While the overall levels of reported violence in Punjab remained low following the general election back in July, there were two instances in which tensions between these two major parties emerged following the elections. PTI workers attacked PML-N supporters in two areas in which elections were held on 25 July as a direct result of the election results. In Kasur, a PTI candidate won a national seat with only 24 more votes than a PML-N candidate (Result.pk, 2018). The election in Pasrur was also close; a PML-N representative beat a PTI candidate by less than two percent of votes (Result.pk, 2018). The outcomes of the upcoming elections in Punjab will help PTI to cement its newfound power in the province or will help opposition parties, such as PML-N, to stake their claim over some of the most populous areas of the country. Given tensions between the PML-N and PTI following the close results of the July elections, with competition becoming closer in the lead up to this month’s by-elections, violence is not out of the question.

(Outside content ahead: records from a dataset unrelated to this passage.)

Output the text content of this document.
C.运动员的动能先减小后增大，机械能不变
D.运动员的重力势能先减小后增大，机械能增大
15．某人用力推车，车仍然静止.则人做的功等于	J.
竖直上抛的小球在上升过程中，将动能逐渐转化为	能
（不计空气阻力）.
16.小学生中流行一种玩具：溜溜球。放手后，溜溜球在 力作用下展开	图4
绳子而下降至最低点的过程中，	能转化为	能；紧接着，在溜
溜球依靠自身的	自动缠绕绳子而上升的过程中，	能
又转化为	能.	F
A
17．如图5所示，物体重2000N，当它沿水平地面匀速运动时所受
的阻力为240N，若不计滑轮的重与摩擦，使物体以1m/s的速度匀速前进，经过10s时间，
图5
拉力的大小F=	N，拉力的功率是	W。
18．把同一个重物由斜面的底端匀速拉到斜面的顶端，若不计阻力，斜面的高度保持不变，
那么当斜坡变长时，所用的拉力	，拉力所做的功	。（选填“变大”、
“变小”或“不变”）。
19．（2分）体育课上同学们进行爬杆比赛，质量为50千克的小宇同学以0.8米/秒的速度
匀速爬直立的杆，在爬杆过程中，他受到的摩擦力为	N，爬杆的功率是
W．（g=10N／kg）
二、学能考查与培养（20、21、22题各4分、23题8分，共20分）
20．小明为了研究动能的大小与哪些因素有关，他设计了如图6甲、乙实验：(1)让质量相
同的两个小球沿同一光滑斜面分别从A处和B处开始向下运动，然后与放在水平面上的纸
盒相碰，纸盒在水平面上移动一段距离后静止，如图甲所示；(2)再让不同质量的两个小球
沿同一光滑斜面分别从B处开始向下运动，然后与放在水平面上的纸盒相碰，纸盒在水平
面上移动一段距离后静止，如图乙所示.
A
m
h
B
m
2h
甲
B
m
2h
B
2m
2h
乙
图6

Besides looking at incidents of targeted political violence, trends in demonstrations organised by political parties further illustrate the differences in political activism among the three provinces. The map below shows protests or riots organized and attended only by a single political party since the general elections in July.[2] Punjab is home to over half of Pakistan’s population, yet relatively little political activism is reported there. Instead, the concentration of activity in Khyber Pakhtunkhwa and Sindh shows the extent to which politics and parties matter in these provinces and helps point to why political violence is occurring more in these areas. The fact that the residents of these areas so often mobilize as party activists or workers compared to Punjabis indicates that changes in parties, or the potential thereof in the upcoming elections, may have greater implications in their day-to-day lives or may further inflame long-standing grievances with local and national governments. The extent to which dynamics may change in Punjab in the lead up to the by-elections given recent events remains to be seen.
As PTI ushers in the promised “Naya Pakistan”–a new Pakistan free of corruption–with its newfound political power, certain provinces in the country are grappling with the unrest that accompanies major political change. It is likely that political violence and unrest in these areas will continue leading up to and following the by-elections; the political tension in Sindh, Punjab, and Khyber Pakhtunkhwa runs deeper than the handful of seats being contested in October.
[1] In addition to the change of political dominance in the province, the Federally Administered Tribal Areas (FATA) were merged with neighbouring province Khyber Pakhtunkhwa in May 2018. While some targeted attacks were reported from the former FATA territory in the weeks after 25 July, the vast majority of the attacks were recorded in the area that originally constituted Khyber Pakhtunkhwa.
[2] While political party activists participated in other riots and protests–either across party lines or with other groups, such as farmers and labourers–during this time, the data represented in the map only account for the riots and protests in which a single political party was the only associated actor. The events in which only one party was present are the best proxy measure for a party’s ability to mobilize based solely on party identity and point to the importance of a party as a legitimate means of voicing dissatisfaction and seeking redress for political grievances. Parties are present in all parts of the country, but the different levels of rioting and protesting as a party in different areas highlights the varying strength and importance of those parties as political vessels.